Suppose we are estimating \(\mu\) with \(\bar{x}\). The standard error formula \(s/\sqrt{n}\) assumes sampling with replacement. When sampling without replacement the correct formula for the standard error of \(\bar{x}\) is \[ \frac{s}{\sqrt{n}}\sqrt{1 - \frac{n}{N}}, \] where \(N\) is the population size. The margin of error is then \[ t\frac{s}{\sqrt{n}}\sqrt{1 - \frac{n}{N}}, \] and the confidence interval for estimating \(\mu\) is \[ \bar{x} \pm t\frac{s}{\sqrt{n}}\sqrt{1 - \frac{n}{N}}. \] The term \(1-n/N\) is sometimes called the finite population correction (FPC).

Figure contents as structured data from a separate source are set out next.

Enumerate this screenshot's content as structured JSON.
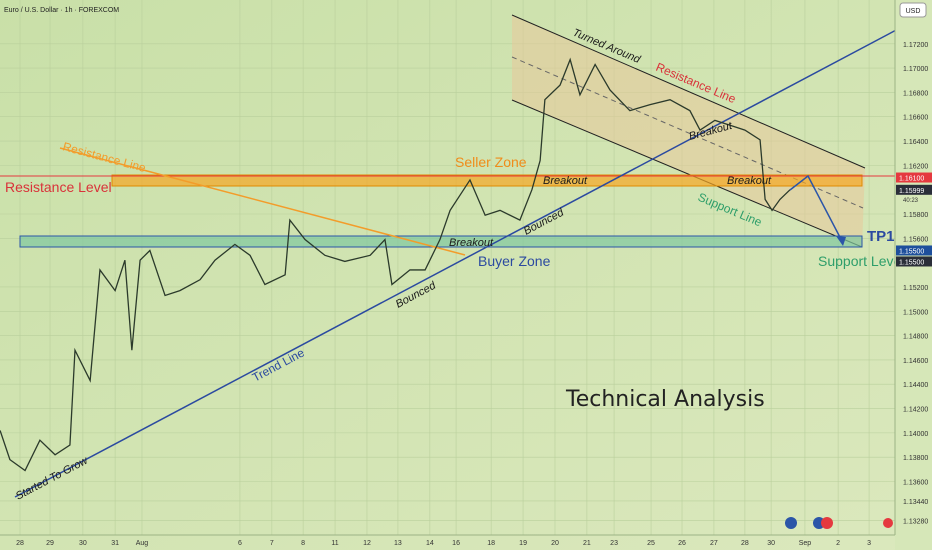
{
  "chart_data": {
    "type": "line",
    "title": "Euro / U.S. Dollar · 1h · FOREXCOM",
    "currency": "USD",
    "countdown": "40:23",
    "grid": true,
    "xlim": [
      -0.633,
      27.69
    ],
    "ylim": [
      1.1316,
      1.1756
    ],
    "yticks": [
      {
        "value": 1.172,
        "label": "1.17200"
      },
      {
        "value": 1.17,
        "label": "1.17000"
      },
      {
        "value": 1.168,
        "label": "1.16800"
      },
      {
        "value": 1.166,
        "label": "1.16600"
      },
      {
        "value": 1.164,
        "label": "1.16400"
      },
      {
        "value": 1.162,
        "label": "1.16200"
      },
      {
        "value": 1.158,
        "label": "1.15800"
      },
      {
        "value": 1.156,
        "label": "1.15600"
      },
      {
        "value": 1.152,
        "label": "1.15200"
      },
      {
        "value": 1.15,
        "label": "1.15000"
      },
      {
        "value": 1.148,
        "label": "1.14800"
      },
      {
        "value": 1.146,
        "label": "1.14600"
      },
      {
        "value": 1.144,
        "label": "1.14400"
      },
      {
        "value": 1.142,
        "label": "1.14200"
      },
      {
        "value": 1.14,
        "label": "1.14000"
      },
      {
        "value": 1.138,
        "label": "1.13800"
      },
      {
        "value": 1.136,
        "label": "1.13600"
      },
      {
        "value": 1.1344,
        "label": "1.13440"
      },
      {
        "value": 1.1328,
        "label": "1.13280"
      }
    ],
    "xticks": [
      {
        "value": 0,
        "label": "28"
      },
      {
        "value": 0.95,
        "label": "29"
      },
      {
        "value": 1.99,
        "label": "30"
      },
      {
        "value": 3.01,
        "label": "31"
      },
      {
        "value": 3.86,
        "label": "Aug"
      },
      {
        "value": 6.96,
        "label": "6"
      },
      {
        "value": 7.97,
        "label": "7"
      },
      {
        "value": 8.96,
        "label": "8"
      },
      {
        "value": 9.97,
        "label": "11"
      },
      {
        "value": 10.98,
        "label": "12"
      },
      {
        "value": 11.96,
        "label": "13"
      },
      {
        "value": 12.97,
        "label": "14"
      },
      {
        "value": 13.8,
        "label": "16"
      },
      {
        "value": 14.91,
        "label": "18"
      },
      {
        "value": 15.92,
        "label": "19"
      },
      {
        "value": 16.93,
        "label": "20"
      },
      {
        "value": 17.94,
        "label": "21"
      },
      {
        "value": 18.8,
        "label": "23"
      },
      {
        "value": 19.97,
        "label": "25"
      },
      {
        "value": 20.95,
        "label": "26"
      },
      {
        "value": 21.96,
        "label": "27"
      },
      {
        "value": 22.94,
        "label": "28"
      },
      {
        "value": 23.77,
        "label": "30"
      },
      {
        "value": 24.84,
        "label": "Sep"
      },
      {
        "value": 25.89,
        "label": "2"
      },
      {
        "value": 26.87,
        "label": "3"
      }
    ],
    "price_labels": [
      {
        "value": 1.161,
        "label": "1.16100",
        "color": "#e5393f"
      },
      {
        "value": 1.15999,
        "label": "1.15999",
        "color": "#2a2e39"
      },
      {
        "value": 1.155,
        "label": "1.15500",
        "color": "#1e4f9c"
      },
      {
        "value": 1.155,
        "label": "1.15500",
        "color": "#2a2e39"
      }
    ],
    "series": [
      {
        "name": "EUR/USD",
        "color": "#2b3a2b",
        "x": [
          -0.63,
          -0.32,
          0.16,
          0.63,
          1.11,
          1.58,
          1.74,
          2.22,
          2.53,
          3.01,
          3.32,
          3.54,
          3.8,
          4.11,
          4.59,
          5.06,
          5.7,
          6.17,
          6.8,
          7.28,
          7.75,
          8.39,
          8.54,
          9.02,
          9.65,
          10.28,
          11.08,
          11.55,
          11.77,
          12.34,
          12.82,
          13.29,
          13.61,
          14.24,
          14.72,
          15.19,
          15.82,
          16.2,
          16.46,
          16.61,
          17.09,
          17.41,
          17.72,
          18.2,
          18.67,
          19.3,
          19.94,
          20.57,
          21.2,
          21.52,
          21.99,
          22.47,
          22.94,
          23.42,
          23.58,
          23.8,
          24.05,
          24.37
        ],
        "values": [
          1.1402,
          1.1378,
          1.1369,
          1.1394,
          1.1382,
          1.139,
          1.1468,
          1.1443,
          1.1534,
          1.1517,
          1.1542,
          1.1468,
          1.1542,
          1.155,
          1.1513,
          1.1517,
          1.1526,
          1.1542,
          1.1555,
          1.1546,
          1.1522,
          1.153,
          1.1575,
          1.1559,
          1.1546,
          1.1541,
          1.1546,
          1.1559,
          1.1522,
          1.1534,
          1.1534,
          1.1559,
          1.1583,
          1.1608,
          1.1579,
          1.1583,
          1.1575,
          1.16,
          1.1624,
          1.1674,
          1.1686,
          1.1707,
          1.1678,
          1.1703,
          1.1682,
          1.1665,
          1.167,
          1.1674,
          1.1665,
          1.1649,
          1.1657,
          1.1653,
          1.1649,
          1.1641,
          1.1592,
          1.1583,
          1.1592,
          1.16
        ]
      }
    ],
    "annotations": [
      "Resistance Level",
      "Resistance Line",
      "Seller Zone",
      "Buyer Zone",
      "Trend Line",
      "Started To Grow",
      "Bounced",
      "Breakout",
      "Bounced",
      "Breakout",
      "Turned Around",
      "Resistance Line",
      "Breakout",
      "Breakout",
      "Support Line",
      "TP1",
      "Support Level",
      "Technical Analysis"
    ]
  }
}
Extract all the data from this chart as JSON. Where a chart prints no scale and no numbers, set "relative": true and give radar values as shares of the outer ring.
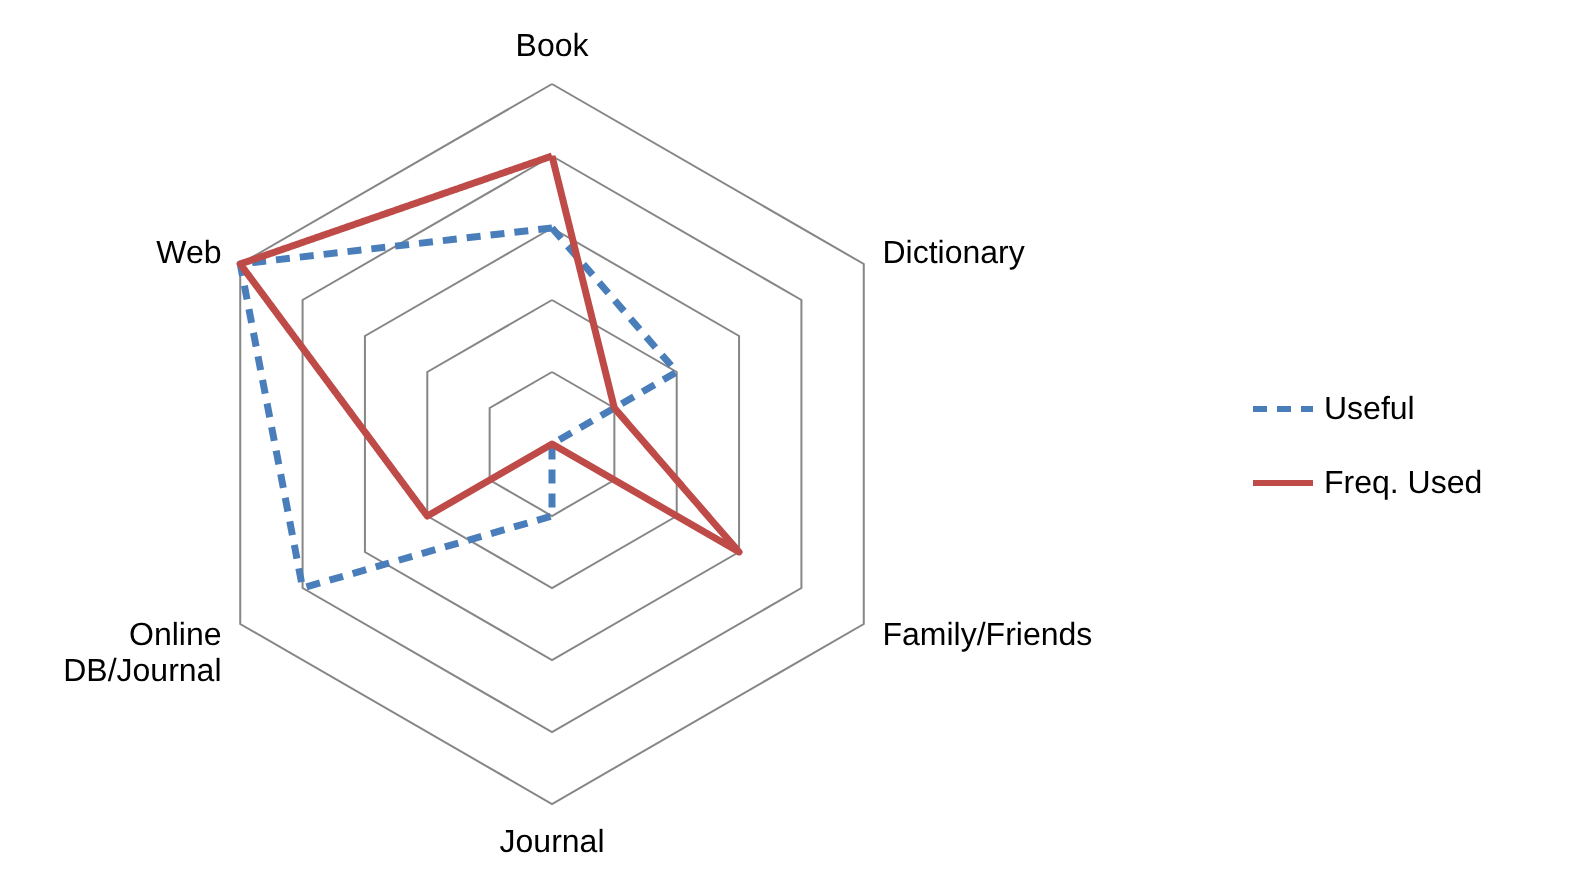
{
  "chart_data": {
    "type": "radar",
    "relative": true,
    "grid": true,
    "legend": "right",
    "categories": [
      "Book",
      "Dictionary",
      "Family/Friends",
      "Journal",
      "Online\nDB/Journal",
      "Web"
    ],
    "series": [
      {
        "name": "Useful",
        "color": "#4a7ebb",
        "line_style": "dashed",
        "values": [
          0.6,
          0.4,
          0,
          0.2,
          0.8,
          1
        ]
      },
      {
        "name": "Freq. Used",
        "color": "#be4b48",
        "line_style": "solid",
        "values": [
          0.8,
          0.2,
          0.6,
          0,
          0.4,
          1
        ]
      }
    ]
  }
}
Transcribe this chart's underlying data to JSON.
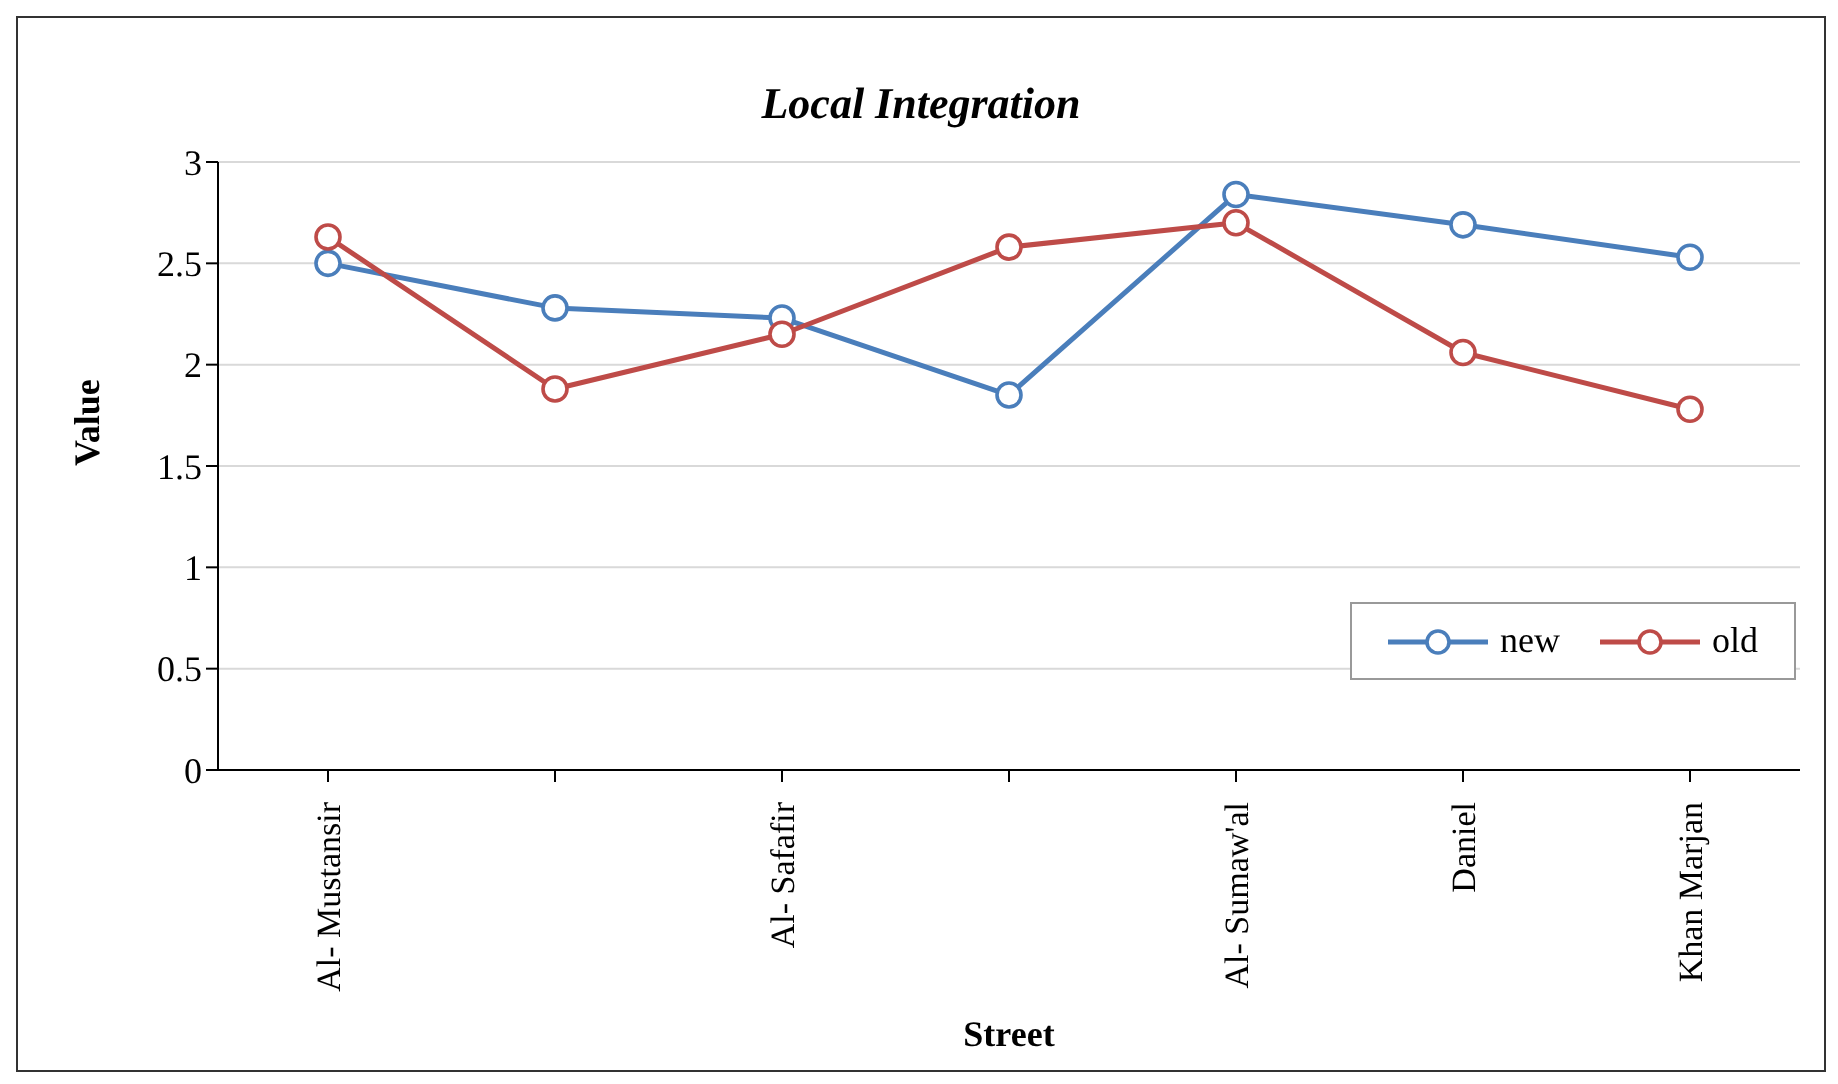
{
  "chart_data": {
    "type": "line",
    "title": "Local Integration",
    "xlabel": "Street",
    "ylabel": "Value",
    "categories": [
      "Al- Mustansir",
      null,
      "Al- Safafir",
      null,
      "Al- Sumaw'al",
      "Daniel",
      "Khan Marjan"
    ],
    "series": [
      {
        "name": "new",
        "color": "#4a7ebb",
        "values": [
          2.5,
          2.28,
          2.23,
          1.85,
          2.84,
          2.69,
          2.53
        ]
      },
      {
        "name": "old",
        "color": "#be4b48",
        "values": [
          2.63,
          1.88,
          2.15,
          2.58,
          2.7,
          2.06,
          1.78
        ]
      }
    ],
    "ylim": [
      0,
      3
    ],
    "yticks": [
      0,
      0.5,
      1,
      1.5,
      2,
      2.5,
      3
    ],
    "grid": "y",
    "legend": "bottom right",
    "marker": "circle",
    "line_style": "solid"
  }
}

Example: The mean test score of a simple random sample of 50 students from a school of 200 is 70 points, with a standard deviation of 10 points. What is the margin of error and confidence interval for the mean test score for all 200 students?
Example: Conservation researchers conducted a survey to estimate the density and abundance of a species of “larkspur” (a flowering plant of the genus Delphinium) in a rectangular region. To survey the larkspur they divided the region into 150 one-meter wide transects from north to south. The researchers selected a sample of 20 transects using random sampling. The mean density of larkspur in these 20 transects was 0.83 larkspur per square meter, and the standard deviation was 0.72 larkspur per square meter. What is the point estimate, margin of error, and confidence interval for the mean density of larkspur in the region?
Question: In some cases we might want to omit the finite population correction term \(1-n/N\) by effectively setting \(1-n/N = 1\) so that \(\sqrt{1-n/N}\) “disappears” from our equations. Sometimes we do this to simplify calculations, but also we may need to do this if we do not know \(N\). When would it be reasonable to omit the finite population correction term?
In survey sampling, the parameter \(\mu\) is the mean of all units in the population, so that \[ \mu = \frac{x_1 + x_2 + \cdots + x_N}{N}. \] The parameter \(\tau\) is the total of all units in the population, so that \[ \tau = x_1 + x_2 + \cdots + x_N. \] Note that \(\mu = \tau/N\) and \(\tau = N\mu\).
Examples of population totals that we might want to estimate:
The point estimate of \(\tau\) is \(N\bar{x}\) since \(\tau = N\mu\) and \(\bar{x}\) estimates \(\mu\). The standard error of \(N\bar{x}\) (assuming sampling without replacement) is \[ N\frac{s}{\sqrt{n}}\sqrt{1 - \frac{n}{N}}, \] so the margin of error for estimating \(\tau\) is \[ tN\frac{s}{\sqrt{n}}\sqrt{1 - \frac{n}{N}}, \] and the confidence interval for \(\tau\) is \[ N\bar{x} \pm tN\frac{s}{\sqrt{n}}\sqrt{1 - \frac{n}{N}}. \] Note: We will always assume sampling without replacement when estimating \(\tau\).
Example: Based on a random sample (without replacement) of \(n\) = 100 students at a university of \(N\) = 1000 students, the mean expenditure per year on phone apps was \(\bar{x}\) = 20 dollars with a standard deviation of \(s\) = 10 dollars. What is the estimate of the total expenditure on phone apps per year for all of the students at the university?
Example: Conservation researchers conducted a survey to estimate the density and abundance of a species of “larkspur” (a flowering plant of the genus Delphinium) in a rectangular region. To survey the larkspur they divided the region into 150 one-meter wide transects from north to south. The researchers selected a sample of 20 transects using random sampling. The mean number of larkspur in these 20 transects was 21.45 larkspur, and the standard deviation was 21.52 larkspur. What is the point estimate, margin of error, and confidence interval for the total number of larkspur in the region?